她忽然意识到:他不是在“维护恋人sub”,他是在满足自己。

不是策略,不是调教,不是给甜头,他需要她的别的东西——不是身体快感,不是游戏进程,不是花几个月驯服猎物带来的成就感。是此刻他以为她已经睡着了才敢流露出来的、这种细微到极致的触碰。这一层需要的名字,她还不确定,但她知道它不在他为她构建的框架里。

她的身体在被子底下轻微地僵了一下。他可能感觉到了,手指短暂地停在她肩胛骨的位置,然后继续抚,没有问“你醒着?”。他以为她还没完全入睡,还是揉背动作的一部分。她继续保持平稳的呼吸,把脸埋进枕头里,让自己冷静下来。

她意识到这个“恋人sub”的权利比她想的大得多,她可以开始试探这条边界的尽头在哪里。
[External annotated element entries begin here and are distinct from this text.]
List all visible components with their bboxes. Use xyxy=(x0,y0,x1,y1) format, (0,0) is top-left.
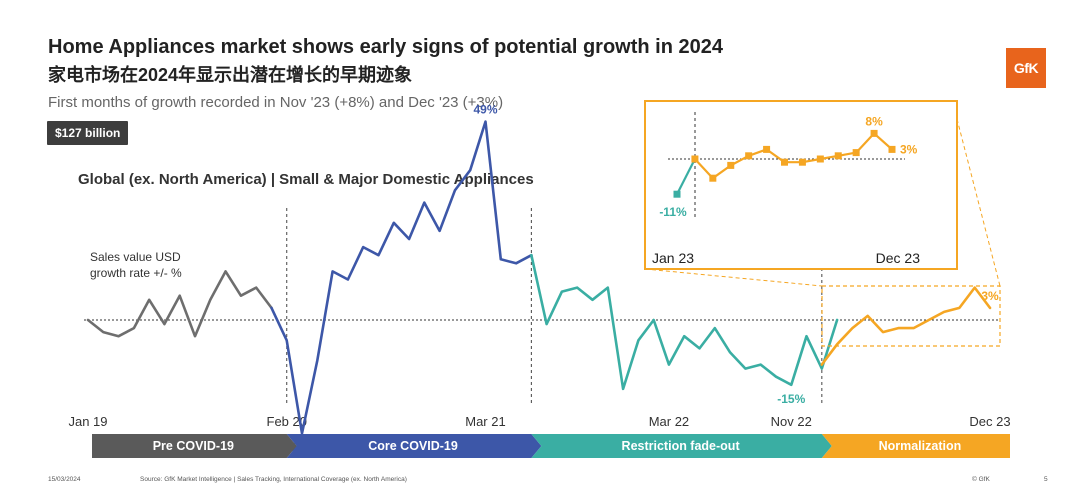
footer-source: Source: GfK Market Intelligence | Sales … xyxy=(140,476,407,483)
gfk-logo: GfK xyxy=(1006,48,1046,88)
inset-point xyxy=(852,149,860,157)
series-line-0 xyxy=(86,270,273,338)
y-axis-label: Sales value USD growth rate +/- % xyxy=(90,249,182,281)
inset-start-value-label: -11% xyxy=(659,205,687,219)
inset-end-label: Dec 23 xyxy=(876,250,921,266)
phase-label: Pre COVID-19 xyxy=(153,439,234,453)
inset-point xyxy=(816,155,824,163)
x-tick-label: Mar 22 xyxy=(649,414,689,429)
title-cn: 家电市场在2024年显示出潜在增长的早期迹象 xyxy=(48,65,413,85)
x-tick-label: Mar 21 xyxy=(465,414,505,429)
inset-end-value-label: 3% xyxy=(900,142,918,156)
x-tick-label: Feb 20 xyxy=(267,414,307,429)
subtitle: First months of growth recorded in Nov '… xyxy=(48,94,504,111)
inset-point xyxy=(763,145,771,153)
series-line-3 xyxy=(820,286,992,366)
y-axis-label-line-2: growth rate +/- % xyxy=(90,266,182,280)
title-en: Home Appliances market shows early signs… xyxy=(48,36,723,58)
highlight-box xyxy=(821,285,1001,347)
chart-title: Global (ex. North America) | Small & Maj… xyxy=(78,171,534,188)
inset-peak-label: 8% xyxy=(865,114,883,128)
zoom-connector-left xyxy=(644,268,823,287)
series-line-1 xyxy=(270,120,533,435)
inset-point xyxy=(691,155,699,163)
phase-segment xyxy=(92,434,297,458)
x-tick-label: Jan 19 xyxy=(68,414,107,429)
data-label: -15% xyxy=(777,392,805,406)
inset-point xyxy=(781,158,788,166)
phase-segment xyxy=(821,434,1010,458)
inset-point xyxy=(709,174,717,182)
data-label: 3% xyxy=(981,289,999,303)
x-tick-label: Dec 23 xyxy=(969,414,1010,429)
footer-copyright: © GfK xyxy=(972,476,990,483)
phase-segment xyxy=(531,434,832,458)
phase-label: Restriction fade-out xyxy=(622,439,741,453)
phase-segment xyxy=(286,434,542,458)
inset-point xyxy=(834,152,842,160)
inset-point xyxy=(888,145,896,153)
y-axis-label-line-1: Sales value USD xyxy=(90,250,181,264)
zoom-connector-right xyxy=(956,118,1001,287)
footer-date: 15/03/2024 xyxy=(48,476,81,483)
inset-point xyxy=(870,129,878,137)
phase-label: Normalization xyxy=(879,439,962,453)
inset-start-label: Jan 23 xyxy=(652,250,694,266)
data-label: 49% xyxy=(473,103,497,117)
market-size-badge: $127 billion xyxy=(47,121,129,145)
x-tick-label: Nov 22 xyxy=(771,414,812,429)
inset-point xyxy=(745,152,753,160)
inset-teal-segment xyxy=(676,158,696,195)
inset-point xyxy=(727,161,735,169)
footer-page: 5 xyxy=(1044,476,1048,483)
inset-point xyxy=(673,190,681,198)
inset-point xyxy=(798,158,806,166)
series-line-2 xyxy=(530,253,839,391)
inset-panel xyxy=(644,100,958,270)
phase-label: Core COVID-19 xyxy=(368,439,458,453)
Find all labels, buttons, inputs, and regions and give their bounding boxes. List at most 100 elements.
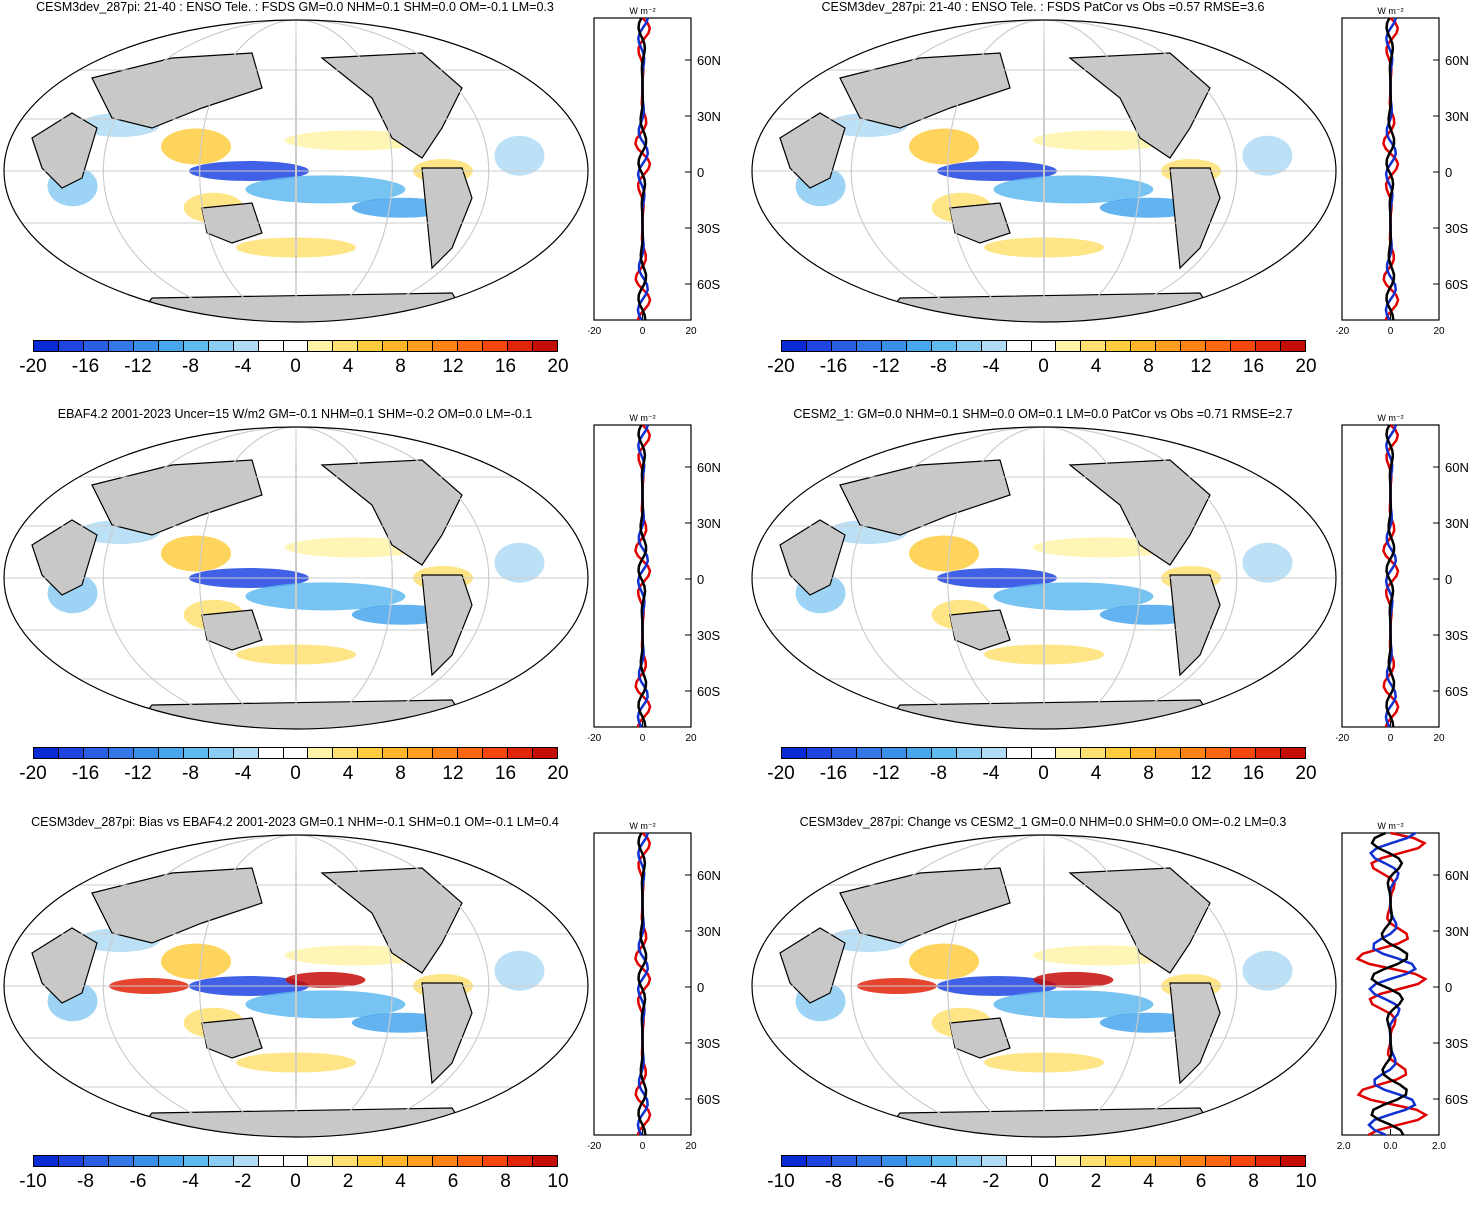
land-mass bbox=[839, 867, 1011, 944]
colorbar-swatch bbox=[956, 748, 982, 758]
colorbar bbox=[33, 747, 558, 759]
map-border bbox=[751, 834, 1337, 1138]
colorbar-label: -12 bbox=[872, 763, 900, 784]
colorbar-swatch bbox=[483, 1156, 509, 1166]
colorbar-swatch bbox=[1131, 748, 1157, 758]
profile-latitude-label: 30S bbox=[1445, 1036, 1468, 1051]
profile-x-tick: -20 bbox=[1336, 326, 1350, 337]
colorbar-swatch bbox=[483, 341, 509, 351]
colorbar-swatch bbox=[1106, 1156, 1132, 1166]
colorbar-swatch bbox=[458, 1156, 484, 1166]
colorbar-label: 0 bbox=[1038, 356, 1049, 377]
colorbar-swatch bbox=[208, 748, 234, 758]
colorbar-swatch bbox=[1006, 748, 1032, 758]
land-mass bbox=[1068, 867, 1211, 974]
colorbar-swatch bbox=[308, 341, 334, 351]
profile-latitude-label: 30N bbox=[1445, 109, 1469, 124]
colorbar bbox=[781, 1155, 1306, 1167]
colorbar-label: 0 bbox=[1038, 1171, 1049, 1192]
colorbar-swatch bbox=[208, 341, 234, 351]
colorbar-swatch bbox=[981, 748, 1007, 758]
profile-x-tick: 20 bbox=[685, 326, 697, 337]
colorbar-swatch bbox=[358, 341, 384, 351]
land-mass bbox=[320, 459, 463, 566]
colorbar-swatch bbox=[856, 748, 882, 758]
colorbar-swatch bbox=[1206, 341, 1232, 351]
colorbar-swatch bbox=[508, 1156, 534, 1166]
anomaly-region bbox=[494, 950, 545, 991]
panel-p2: CESM3dev_287pi: 21-40 : ENSO Tele. : FSD… bbox=[748, 0, 1483, 395]
colorbar-swatch bbox=[806, 341, 832, 351]
colorbar-label: 8 bbox=[1143, 356, 1154, 377]
colorbar-swatch bbox=[906, 341, 932, 351]
colorbar-label: 8 bbox=[395, 356, 406, 377]
profile-latitude-label: 60N bbox=[697, 460, 721, 475]
colorbar-label: 8 bbox=[1143, 763, 1154, 784]
colorbar-swatch bbox=[1231, 748, 1257, 758]
colorbar-swatch bbox=[83, 1156, 109, 1166]
colorbar-swatch bbox=[34, 1156, 59, 1166]
colorbar-swatch bbox=[133, 1156, 159, 1166]
colorbar-swatch bbox=[333, 748, 359, 758]
colorbar-swatch bbox=[433, 1156, 459, 1166]
colorbar-swatch bbox=[931, 1156, 957, 1166]
colorbar-label: 4 bbox=[342, 356, 354, 377]
colorbar-swatch bbox=[108, 341, 134, 351]
global-map bbox=[3, 834, 589, 1138]
profile-latitude-label: 30S bbox=[697, 1036, 720, 1051]
colorbar-label: -8 bbox=[77, 1171, 94, 1192]
colorbar-label: -16 bbox=[71, 763, 100, 784]
colorbar-label: 20 bbox=[1295, 763, 1317, 784]
profile-latitude-label: 60S bbox=[697, 684, 720, 699]
profile-latitude-label: 60S bbox=[1445, 684, 1468, 699]
colorbar-label: -8 bbox=[930, 356, 947, 377]
colorbar-label: -12 bbox=[872, 356, 900, 377]
colorbar-swatch bbox=[782, 748, 807, 758]
colorbar-label: 16 bbox=[494, 763, 517, 784]
anomaly-region bbox=[161, 943, 232, 980]
colorbar-label: 4 bbox=[395, 1171, 406, 1192]
profile-line bbox=[637, 424, 648, 728]
zonal-mean-profile: W m⁻² 60N 30N 0 30S 60S -20 0 20 bbox=[588, 413, 721, 744]
profile-x-tick: 0 bbox=[640, 733, 646, 744]
land-mass bbox=[421, 574, 473, 677]
map-border bbox=[751, 426, 1337, 730]
colorbar-label: 10 bbox=[1295, 1171, 1317, 1192]
colorbar-swatch bbox=[1031, 341, 1057, 351]
colorbar-labels: -20 -16 -12 -8 -4 0 4 8 12 16 20 bbox=[767, 763, 1316, 785]
colorbar-swatch bbox=[831, 341, 857, 351]
panel-title: CESM3dev_287pi: Change vs CESM2_1 GM=0.0… bbox=[799, 815, 1287, 829]
colorbar-label: 12 bbox=[442, 356, 464, 377]
colorbar-swatch bbox=[383, 341, 409, 351]
colorbar-labels: -20 -16 -12 -8 -4 0 4 8 12 16 20 bbox=[19, 763, 568, 785]
map-border bbox=[751, 19, 1337, 323]
colorbar-label: -16 bbox=[71, 356, 100, 377]
colorbar-swatch bbox=[83, 748, 109, 758]
profile-latitude-label: 0 bbox=[1445, 980, 1452, 995]
longitude-line bbox=[199, 20, 393, 322]
colorbar-swatch bbox=[83, 341, 109, 351]
profile-latitude-label: 30N bbox=[697, 109, 721, 124]
colorbar bbox=[781, 340, 1306, 352]
colorbar-labels: -10 -8 -6 -4 -2 0 2 4 6 8 10 bbox=[767, 1171, 1316, 1193]
colorbar-swatch bbox=[1006, 341, 1032, 351]
profile-x-tick: 20 bbox=[685, 733, 697, 744]
colorbar-label: 6 bbox=[447, 1171, 459, 1192]
colorbar-swatch bbox=[906, 1156, 932, 1166]
panel-title: CESM3dev_287pi: Bias vs EBAF4.2 2001-202… bbox=[31, 815, 559, 829]
panel-p1: CESM3dev_287pi: 21-40 : ENSO Tele. : FSD… bbox=[0, 0, 740, 395]
colorbar-label: 20 bbox=[547, 356, 569, 377]
colorbar-swatch bbox=[1081, 1156, 1107, 1166]
profile-line bbox=[1385, 17, 1396, 321]
profile-latitude-label: 60N bbox=[1445, 460, 1469, 475]
colorbar-swatch bbox=[1081, 341, 1107, 351]
panel-p5: CESM3dev_287pi: Bias vs EBAF4.2 2001-202… bbox=[0, 815, 740, 1210]
land-mass bbox=[1068, 459, 1211, 566]
colorbar-swatch bbox=[183, 1156, 209, 1166]
land-mass bbox=[878, 699, 1222, 729]
colorbar-swatch bbox=[1256, 1156, 1282, 1166]
colorbar-swatch bbox=[1131, 1156, 1157, 1166]
anomaly-region bbox=[909, 535, 980, 572]
profile-latitude-label: 60N bbox=[1445, 868, 1469, 883]
profile-x-tick: -2.0 bbox=[1336, 1141, 1351, 1152]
如果他需要她当这个恋人——真正的、日常的、能在电话里命令他的恋人——那这个特权就不是他给的。是她给的。他需要她在意他,而她可以决定是否继续给他这个安全感。试探这个词,和攻击不同,它不需要赢,只需要不断靠近边界看对方会不会后退。

她的身体已经过了高潮后的疲惫期,但她的脑子比今晚任何时候都更清醒。他的手指在她背上还在继续那个节奏,缓慢,安宁,像在描一个他舍不得写完的字。她保持呼吸平稳。让他以为她睡了。